Lazio-Como, Dia: “Rialziamo la testa. Il gol arriverà, adesso inizia un altro campionato…”

Lazio-Como, vigilia. A parlare è Boulaye Dia, nel match program ai microfoni di Lazio Style

“Dobbiamo rialzare la testa, pensando subito a battere il Como per dimenticare la sconfitta nel derby e ripartire. Dobbiamo portare a casa i tre punti. Ci aspettiamo 90′ difficili e intensi, come quelli nel girone di andata, quando abbiamo vinto segnando cinque gol. Non sarà lo stesso tipo di partita ma giochiamo in casa e vogliamo un successo davanti ai nostri tifosi”.

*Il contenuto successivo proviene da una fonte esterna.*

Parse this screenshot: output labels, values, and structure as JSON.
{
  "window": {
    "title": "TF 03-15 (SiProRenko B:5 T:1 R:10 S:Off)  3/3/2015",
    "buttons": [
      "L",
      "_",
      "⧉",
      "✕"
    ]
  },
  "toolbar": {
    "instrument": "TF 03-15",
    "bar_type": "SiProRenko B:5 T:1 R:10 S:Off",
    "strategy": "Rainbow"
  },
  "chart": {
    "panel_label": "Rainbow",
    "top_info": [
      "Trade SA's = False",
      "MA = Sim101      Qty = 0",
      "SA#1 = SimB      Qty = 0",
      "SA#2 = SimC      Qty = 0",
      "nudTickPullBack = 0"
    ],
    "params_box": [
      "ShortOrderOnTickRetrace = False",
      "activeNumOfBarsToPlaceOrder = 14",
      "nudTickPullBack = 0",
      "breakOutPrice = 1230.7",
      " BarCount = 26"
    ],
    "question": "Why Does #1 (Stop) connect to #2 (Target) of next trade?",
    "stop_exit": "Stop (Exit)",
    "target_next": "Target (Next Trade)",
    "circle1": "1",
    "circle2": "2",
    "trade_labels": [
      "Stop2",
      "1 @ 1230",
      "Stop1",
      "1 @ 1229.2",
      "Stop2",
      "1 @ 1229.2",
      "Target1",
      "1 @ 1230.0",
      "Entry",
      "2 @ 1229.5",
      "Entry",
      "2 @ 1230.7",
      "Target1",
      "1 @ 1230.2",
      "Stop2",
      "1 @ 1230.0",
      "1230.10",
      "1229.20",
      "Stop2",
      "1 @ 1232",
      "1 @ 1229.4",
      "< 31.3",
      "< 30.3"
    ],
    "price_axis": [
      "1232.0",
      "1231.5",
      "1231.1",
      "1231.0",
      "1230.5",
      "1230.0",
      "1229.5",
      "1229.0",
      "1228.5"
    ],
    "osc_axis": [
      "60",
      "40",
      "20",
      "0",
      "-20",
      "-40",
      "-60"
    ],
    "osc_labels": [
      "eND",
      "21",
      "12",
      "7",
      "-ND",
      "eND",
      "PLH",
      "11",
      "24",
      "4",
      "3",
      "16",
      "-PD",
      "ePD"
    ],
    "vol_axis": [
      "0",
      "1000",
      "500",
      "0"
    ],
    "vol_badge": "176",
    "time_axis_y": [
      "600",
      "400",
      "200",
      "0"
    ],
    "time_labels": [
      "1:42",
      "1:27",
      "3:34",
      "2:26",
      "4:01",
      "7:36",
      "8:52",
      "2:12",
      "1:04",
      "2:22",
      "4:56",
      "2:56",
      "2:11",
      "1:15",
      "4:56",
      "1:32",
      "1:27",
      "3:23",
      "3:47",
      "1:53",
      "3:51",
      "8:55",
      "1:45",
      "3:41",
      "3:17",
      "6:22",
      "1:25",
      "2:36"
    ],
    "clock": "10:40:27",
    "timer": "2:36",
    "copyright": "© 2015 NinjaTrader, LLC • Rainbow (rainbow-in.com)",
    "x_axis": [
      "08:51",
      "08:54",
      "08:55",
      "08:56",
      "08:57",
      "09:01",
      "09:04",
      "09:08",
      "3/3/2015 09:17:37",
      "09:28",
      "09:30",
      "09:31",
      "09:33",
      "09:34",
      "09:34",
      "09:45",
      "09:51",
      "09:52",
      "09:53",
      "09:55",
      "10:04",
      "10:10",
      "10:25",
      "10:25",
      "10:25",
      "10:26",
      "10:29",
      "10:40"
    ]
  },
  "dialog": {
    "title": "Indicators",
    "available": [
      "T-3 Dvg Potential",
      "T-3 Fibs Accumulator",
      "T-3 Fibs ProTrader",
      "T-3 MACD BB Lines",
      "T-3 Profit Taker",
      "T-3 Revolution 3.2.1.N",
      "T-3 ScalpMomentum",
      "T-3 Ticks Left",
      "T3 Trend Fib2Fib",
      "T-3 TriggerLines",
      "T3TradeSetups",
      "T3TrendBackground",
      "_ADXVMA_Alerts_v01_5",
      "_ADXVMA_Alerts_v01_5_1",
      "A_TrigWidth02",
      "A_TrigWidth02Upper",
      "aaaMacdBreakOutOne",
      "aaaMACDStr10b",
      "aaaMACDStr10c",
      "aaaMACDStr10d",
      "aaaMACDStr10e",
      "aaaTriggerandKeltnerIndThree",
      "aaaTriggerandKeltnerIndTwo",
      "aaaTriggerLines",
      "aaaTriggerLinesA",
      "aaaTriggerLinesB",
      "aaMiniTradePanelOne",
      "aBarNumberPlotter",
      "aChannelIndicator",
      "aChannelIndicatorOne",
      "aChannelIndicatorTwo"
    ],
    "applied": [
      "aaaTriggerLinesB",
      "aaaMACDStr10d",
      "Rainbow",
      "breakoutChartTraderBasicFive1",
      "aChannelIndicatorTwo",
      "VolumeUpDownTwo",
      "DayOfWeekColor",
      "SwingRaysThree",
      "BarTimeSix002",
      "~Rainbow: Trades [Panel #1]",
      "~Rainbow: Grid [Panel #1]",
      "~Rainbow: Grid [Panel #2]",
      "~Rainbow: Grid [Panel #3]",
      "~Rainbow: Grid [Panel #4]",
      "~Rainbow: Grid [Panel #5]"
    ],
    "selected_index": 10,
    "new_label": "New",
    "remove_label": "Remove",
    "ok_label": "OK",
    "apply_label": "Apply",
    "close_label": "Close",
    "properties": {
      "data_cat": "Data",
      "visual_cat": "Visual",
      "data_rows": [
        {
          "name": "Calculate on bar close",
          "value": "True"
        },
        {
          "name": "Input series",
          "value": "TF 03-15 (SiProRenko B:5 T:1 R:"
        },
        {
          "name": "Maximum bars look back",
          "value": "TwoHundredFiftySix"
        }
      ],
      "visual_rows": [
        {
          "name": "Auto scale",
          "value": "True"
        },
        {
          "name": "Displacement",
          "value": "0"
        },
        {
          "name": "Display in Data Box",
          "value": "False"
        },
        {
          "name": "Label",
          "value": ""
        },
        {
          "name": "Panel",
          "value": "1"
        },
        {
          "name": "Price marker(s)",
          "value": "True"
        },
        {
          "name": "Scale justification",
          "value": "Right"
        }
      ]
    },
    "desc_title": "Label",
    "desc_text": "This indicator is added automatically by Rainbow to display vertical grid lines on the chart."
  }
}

“Ora arriveranno impegni più difficili rispetto alle prime 19 gare perché nel girone di ritorno i punti pesano tanto, ci si gioca la stagione. Tutte le partite sono dure, con le vittorie che diventano ancora più importanti rispetto a qualche mese fa. Ho tanta esperienza, so che devo aspettare pazientemente, rimanere sereno e provarci sempre in ogni partita, lavorando tutti i giorni per aiutare la squadra, l’aspetto prioritario. Il gol prima o poi arriverà, ne sono sicuro. A Roma ho trovato un grande gruppo e un bell’ambiente, compresa la città. Sto bene e sono molto felice di essere qui”.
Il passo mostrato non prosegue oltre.